Mexican Saints, Playboy Bunnies and a Brown James Dean


ON Tuesday night at the Guadalajara Intl Book Fair I also took in a robust panel on LA's creative nonfiction writers, moderated by Veronique de Turrene. It included:

Crime novelist Richard Rayner, a native of Yorkshire who worked for Time Out in London and helped revive Granta in Cambridge, recalled how he dropped it all to move to LA to follow a Playboy bunny to whom he was only briefly married. (Imagine that.) He also talked about -- more seriously -- William Mulholland's breaking of a Central California dam, to slake LA's thirst for water, that drowned hundreds of immigrant farmers in its rush to the sea. The image is a template for his new book about the California crime, "A Bright and Guilty Place."

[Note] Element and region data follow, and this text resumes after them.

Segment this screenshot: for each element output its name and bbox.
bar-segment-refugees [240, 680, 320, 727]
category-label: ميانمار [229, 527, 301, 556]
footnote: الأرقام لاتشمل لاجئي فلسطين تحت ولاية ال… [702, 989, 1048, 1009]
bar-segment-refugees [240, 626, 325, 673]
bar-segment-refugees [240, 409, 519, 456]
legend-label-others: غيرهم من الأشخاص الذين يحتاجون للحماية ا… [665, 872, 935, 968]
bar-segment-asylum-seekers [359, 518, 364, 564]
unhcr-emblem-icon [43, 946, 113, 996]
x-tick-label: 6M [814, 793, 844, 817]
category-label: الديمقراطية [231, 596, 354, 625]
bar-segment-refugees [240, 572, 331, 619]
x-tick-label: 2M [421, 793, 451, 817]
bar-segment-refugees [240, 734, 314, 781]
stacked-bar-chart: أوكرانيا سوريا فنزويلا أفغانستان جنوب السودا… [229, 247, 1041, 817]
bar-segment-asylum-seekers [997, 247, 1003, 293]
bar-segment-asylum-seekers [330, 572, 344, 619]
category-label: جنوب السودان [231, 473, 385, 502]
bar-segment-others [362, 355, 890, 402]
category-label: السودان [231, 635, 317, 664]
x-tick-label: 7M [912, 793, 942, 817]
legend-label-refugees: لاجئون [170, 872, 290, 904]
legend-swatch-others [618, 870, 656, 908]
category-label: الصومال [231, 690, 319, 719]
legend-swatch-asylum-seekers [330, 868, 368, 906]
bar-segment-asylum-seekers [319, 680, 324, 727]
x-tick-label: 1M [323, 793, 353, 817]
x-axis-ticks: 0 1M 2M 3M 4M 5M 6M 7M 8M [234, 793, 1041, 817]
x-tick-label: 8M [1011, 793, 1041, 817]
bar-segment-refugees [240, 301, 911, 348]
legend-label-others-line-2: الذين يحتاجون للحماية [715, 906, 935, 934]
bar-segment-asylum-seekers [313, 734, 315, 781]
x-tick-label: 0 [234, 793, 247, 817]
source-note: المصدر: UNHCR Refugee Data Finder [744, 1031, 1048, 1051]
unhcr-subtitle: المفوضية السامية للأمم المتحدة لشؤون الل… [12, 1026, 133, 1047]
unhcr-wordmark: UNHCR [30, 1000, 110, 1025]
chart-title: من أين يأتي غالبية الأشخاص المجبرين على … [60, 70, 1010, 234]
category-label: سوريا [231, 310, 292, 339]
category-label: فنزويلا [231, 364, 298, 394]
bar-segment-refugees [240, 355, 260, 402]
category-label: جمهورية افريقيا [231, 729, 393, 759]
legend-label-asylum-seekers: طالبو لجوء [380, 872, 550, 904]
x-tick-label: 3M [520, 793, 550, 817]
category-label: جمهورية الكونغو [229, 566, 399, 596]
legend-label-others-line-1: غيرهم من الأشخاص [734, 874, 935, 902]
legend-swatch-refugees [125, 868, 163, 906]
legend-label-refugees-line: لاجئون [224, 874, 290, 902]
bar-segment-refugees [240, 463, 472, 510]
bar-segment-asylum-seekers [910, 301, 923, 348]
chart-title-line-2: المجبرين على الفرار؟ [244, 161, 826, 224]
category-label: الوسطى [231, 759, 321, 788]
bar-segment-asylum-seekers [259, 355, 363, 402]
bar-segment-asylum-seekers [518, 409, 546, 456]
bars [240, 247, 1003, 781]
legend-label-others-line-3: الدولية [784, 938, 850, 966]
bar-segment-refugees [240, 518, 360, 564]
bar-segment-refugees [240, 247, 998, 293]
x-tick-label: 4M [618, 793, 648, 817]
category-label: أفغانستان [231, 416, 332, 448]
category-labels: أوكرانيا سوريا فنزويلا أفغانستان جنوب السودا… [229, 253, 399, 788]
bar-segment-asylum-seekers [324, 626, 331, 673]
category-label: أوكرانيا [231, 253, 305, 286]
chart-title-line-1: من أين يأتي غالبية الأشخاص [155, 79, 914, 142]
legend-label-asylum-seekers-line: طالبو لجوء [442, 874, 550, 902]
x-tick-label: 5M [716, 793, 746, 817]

Artist J. Michael Walker talked about how years spent living in Mexico after his life in the States seemed to have bottomed out led him to connect deeply with Catholic iconography and Latin culture, which he brings into his work on saints and neglected, often Latino parts of LA.

East LA native Luis Rodriguez ("Always Running") discussed his connections to his mother's native Chihuaha, how his sense of political purpose led to his artistic purpose, and his work to establish a local press create and sustain a literary and cultural space in LA.

Polymath writer Ruben Martinez recalled his parents meeting as his mother walked out of a church in East LA: According to family myth, his father was turning the corner in a red MG, "looking like a brown James Dean," and the rest is history. Speaking of history, Martinez spoke eloquently about LA as an amnesiac "anti-historical city," projecting itself into the future rather than reflecting on the past.

All in all, fascinating stuff. And that's Mulholland on the right.